Each day I analyze the tick to judge the true internals of the market. Comparably the recent movement in the S&P has not had much significant tick. Monday had the majority of the trading day in the plus tick column with many instances above plus 500 tick. This means that much energy was expended to recover from the pullback this morning. The market had manipulation Tuesday but in a very different form than usual. We have finally found something more powerful than Bernanke, that would be a hacker. What a ride the market had. With much volatility and a huge one bar wonder, we were able to reach our profit objective. We went from 1573.25 to 1556.25 in a matter of minutes then recovered quickly and made a climb back up from 1557 to the level of 1574. We recovered to the levels the Fed had been maintaining all day in this market. With wide swings and high volume this was definitely a day of volatility thanks to a hoax. The bonds were in a drizzle down all day from its overnight highs at 149 ‘6 until the hoax hit. The bonds were at 147 ’31 and they quickly made a thrust up to 149 ‘2 and recovered back down to 147 ’31. It is interesting though that even with the hoax, it could not reach the overnight highs.
We are into a rally that has pushed prices toward the old highs of 1595. This rally has encompassed approximately 45 points and it has created a short term overbought once again. I am wondering if the end of April will still have stock buying or has the money been almost entirely invested? I think the next three days will be important for the intermediate term. Wednesday’s hacking that created the AP White House bombing scare could change the mood of the market. Keep in mind that anytime a new event transpires it creates uncertainty. Therefore probabilities are lessened because the normal environment has changed.
I always measure energy as the precursor to the price movements. There was a rally that promoted price increases of approximately 45 points unabated. Therefore the first sign that the rally is losing steam would be a lack of energy denoted by lessening volume, lessening price increases and plus tick eroding. The tightness of bond’s range is a sign of building energy. This tightening pattern will eventually be ruptured and this will attract the players from the sidelines. Do not forget the bonds are incredibly overbought and a 3 to 5 point correction should be the minimum correction and a high probability, but it may take longer than expected.

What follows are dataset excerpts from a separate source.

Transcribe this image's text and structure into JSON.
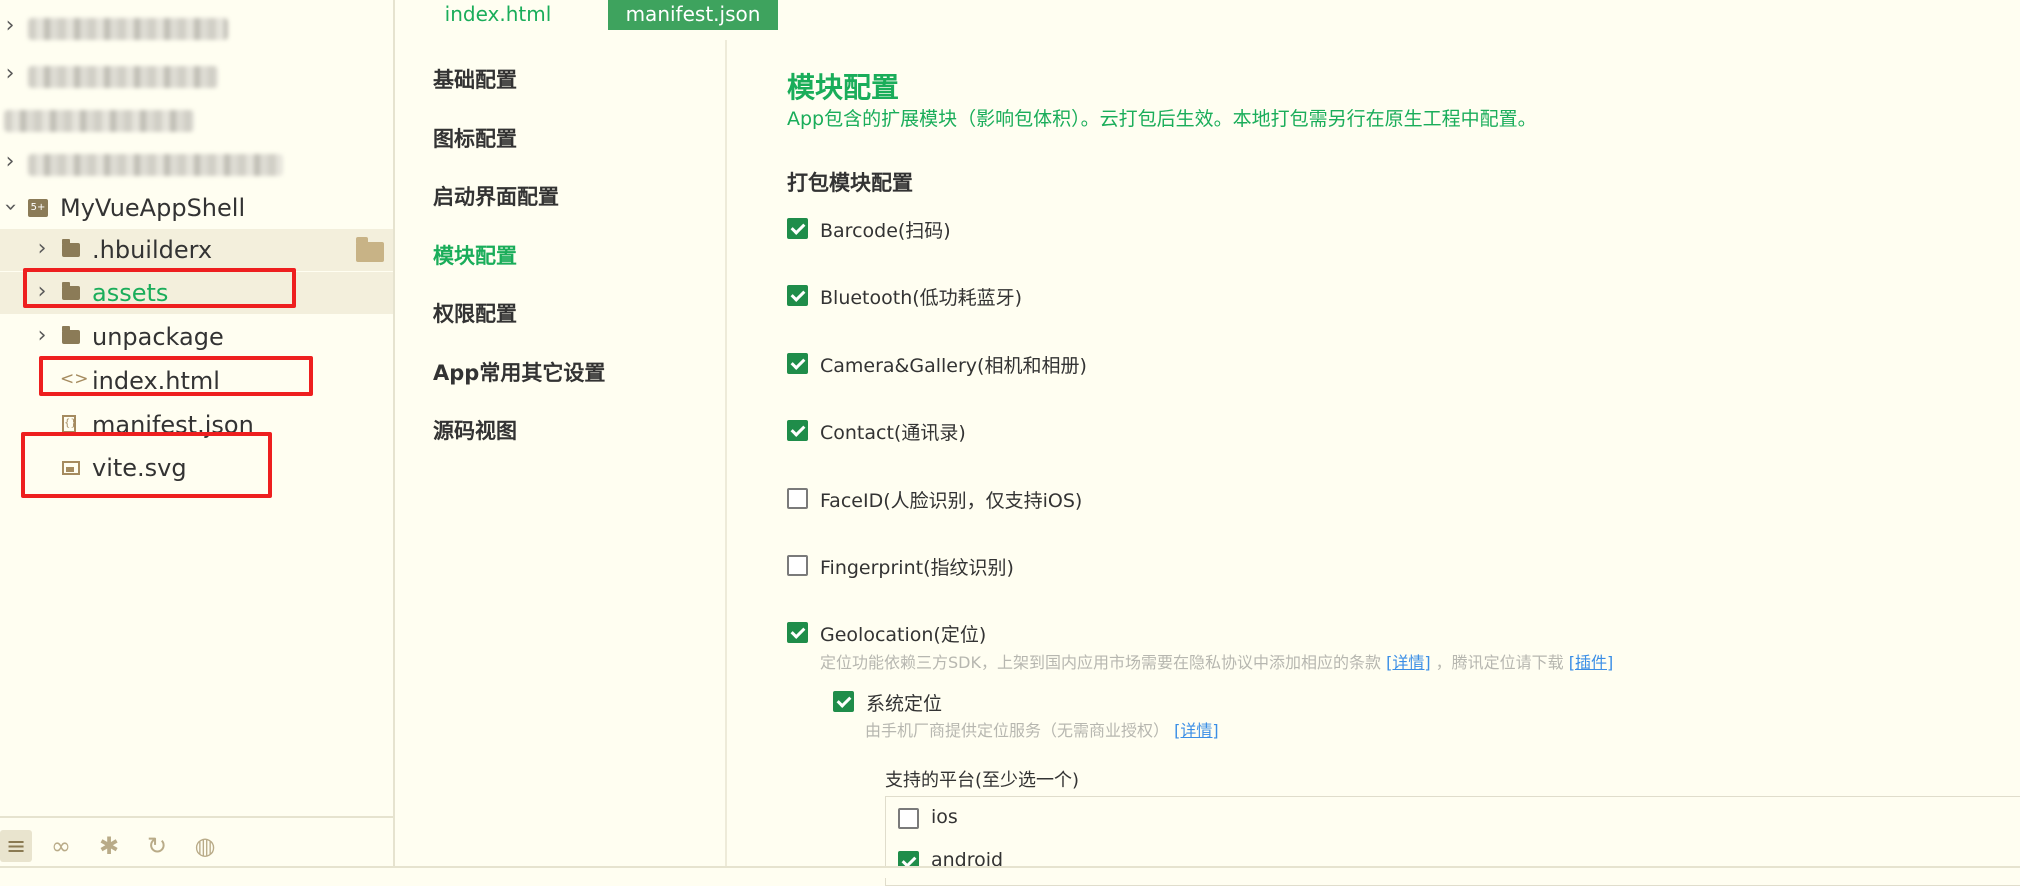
{
  "tabs": [
    {
      "label": "index.html"
    },
    {
      "label": "manifest.json"
    }
  ],
  "file_tree": {
    "project_name": "MyVueAppShell",
    "project_icon_text": "5+",
    "items": [
      {
        "label": ".hbuilderx"
      },
      {
        "label": "assets"
      },
      {
        "label": "unpackage"
      },
      {
        "label": "index.html"
      },
      {
        "label": "manifest.json"
      },
      {
        "label": "vite.svg"
      }
    ]
  },
  "settings_nav": {
    "items": [
      {
        "label": "基础配置"
      },
      {
        "label": "图标配置"
      },
      {
        "label": "启动界面配置"
      },
      {
        "label": "模块配置"
      },
      {
        "label": "权限配置"
      },
      {
        "label": "App常用其它设置"
      },
      {
        "label": "源码视图"
      }
    ],
    "active_index": 3
  },
  "modules": {
    "title": "模块配置",
    "description": "App包含的扩展模块（影响包体积）。云打包后生效。本地打包需另行在原生工程中配置。",
    "section_title": "打包模块配置",
    "items": [
      {
        "label": "Barcode(扫码)",
        "checked": true
      },
      {
        "label": "Bluetooth(低功耗蓝牙)",
        "checked": true
      },
      {
        "label": "Camera&Gallery(相机和相册)",
        "checked": true
      },
      {
        "label": "Contact(通讯录)",
        "checked": true
      },
      {
        "label": "FaceID(人脸识别，仅支持iOS)",
        "checked": false
      },
      {
        "label": "Fingerprint(指纹识别)",
        "checked": false
      },
      {
        "label": "Geolocation(定位)",
        "checked": true
      }
    ],
    "geolocation_hint": {
      "text1": "定位功能依赖三方SDK，上架到国内应用市场需要在隐私协议中添加相应的条款",
      "link1": "[详情]",
      "text2": "，腾讯定位请下载",
      "link2": "[插件]"
    },
    "system_location": {
      "label": "系统定位",
      "checked": true,
      "hint": "由手机厂商提供定位服务（无需商业授权）",
      "hint_link": "[详情]"
    },
    "platforms": {
      "label": "支持的平台(至少选一个)",
      "items": [
        {
          "label": "ios",
          "checked": false
        },
        {
          "label": "android",
          "checked": true
        }
      ]
    }
  },
  "colors": {
    "accent": "#1aad5a",
    "active_tab": "#3ea35e",
    "annotation_red": "#ee1f1f",
    "background": "#fffef1"
  }
}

It has taken an extreme amount of energy for Thursday's S&P rally off the lows that we hit below 1540. This is clearly an intervention of the Federal Reserve as the activities surrounding this up move do not support that there is any institutional buying of significance. And, the tightness of the bond range was still scary. It is obvious that the Federal Reserve is trying to juggle 2 balls to keep in the air simultaneously, the bonds and the equities. However, the bonds got a shot of adrenaline Friday as they approached their old highs. This is showing the abnormality of the market as we are seeing an uptrend day that is not correlating to stock prices.